There is nothing more tragic than when good men, among the most elite in our military service, are killed in battle. But when 30 are killed in one crash, the nation should mourn. And the leaders of our country should stand up and proclaim a national day of mourning with flags lowered in their memory.

It took a few weeks for the bodies of these dedicated men to come back to their families for burial. And, at one memorable funeral, the devoted canine, a beautiful Labrador Retriever named Hawkeye, mourned his master, Navy Seal Jon Tumilson, originally of Rockford, Iowa.

When Scott Nichols, a dear friend of Jon’s, rose to give his eulogy, Hawkeye followed him up to the casket. With a huge sigh, this precious dog laid at the foot of the casket and didn’t move.

He knew exactly what was going on. He was in shock and understood that his master was dead. He stayed there to protect him for the last time.

There are people who believe that animals cannot or do not grieve the death of their owners. And this is proof that this theory is not true.

Like people, animals are devoted to those they love and who care for and about them.
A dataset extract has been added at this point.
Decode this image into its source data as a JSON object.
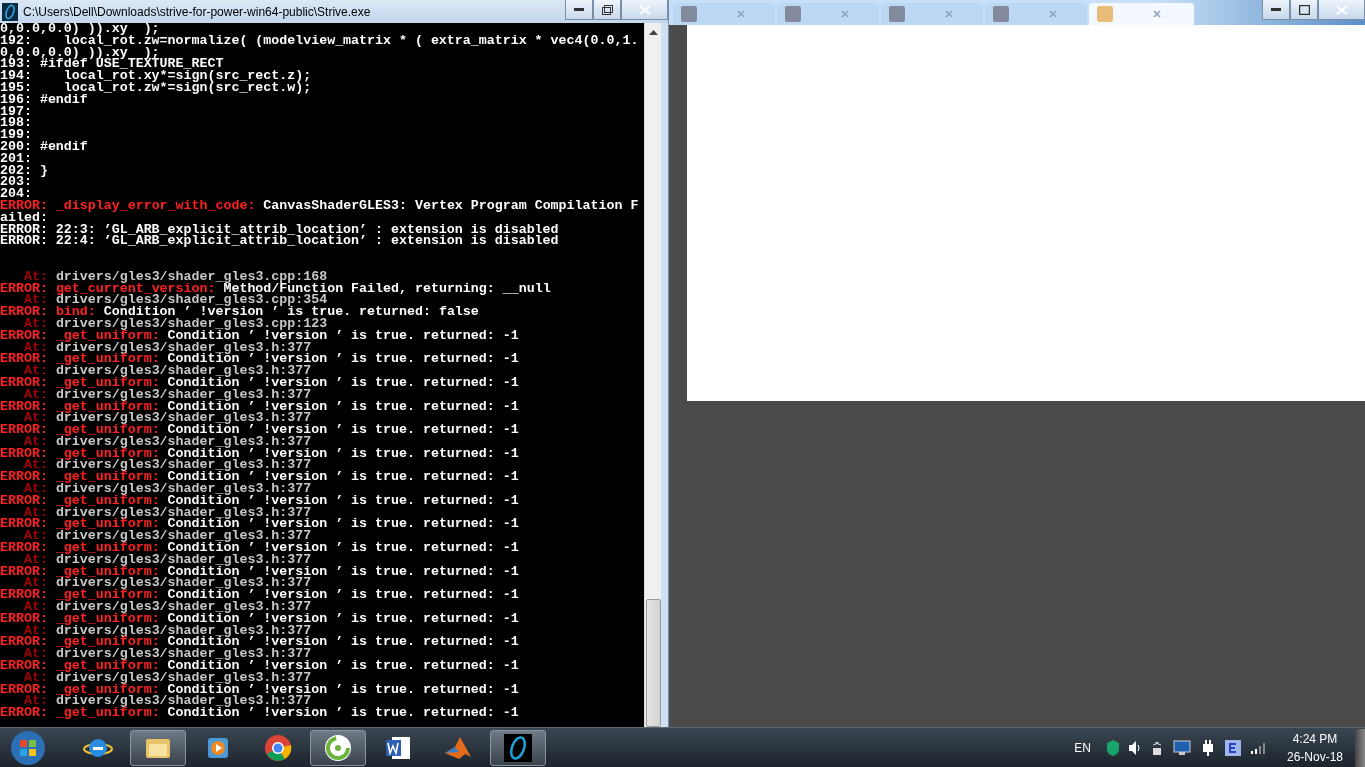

We feel this intense bond with our pets, so what would give us the idea they don’t also feel this bond with us?

Beyond protecting us, loyalty is a pet’s greatest gift to us. He is there whenever we are hurting, either physically or emotionally. He is the one who soothes us when no one else will. He is the one who greets us when no one else is around. He is the one who worries about us and sits near us when we’re sad, alone, hurt, disappointed. He knows how we feel and does whatever he can to make us feel better.

For this lovely dog, the tables are now turned. He is the sorrowful one and, like humans, it will take him some time to adjust to his loss. And like humans, he will feel depressed, perhaps not eat, lay around more than usual and tend not to play or participate in activities he may have in the past.

He also needs his time to be alone and sad, just like the rest of us. He has lost an amazing master and he feels the grief of all around him, also.

The pain associated with loving someone and losing someone is not exclusive to humans. Pets grieve, too and even though they can’t communicate in words their sorrow, it is evident through their actions.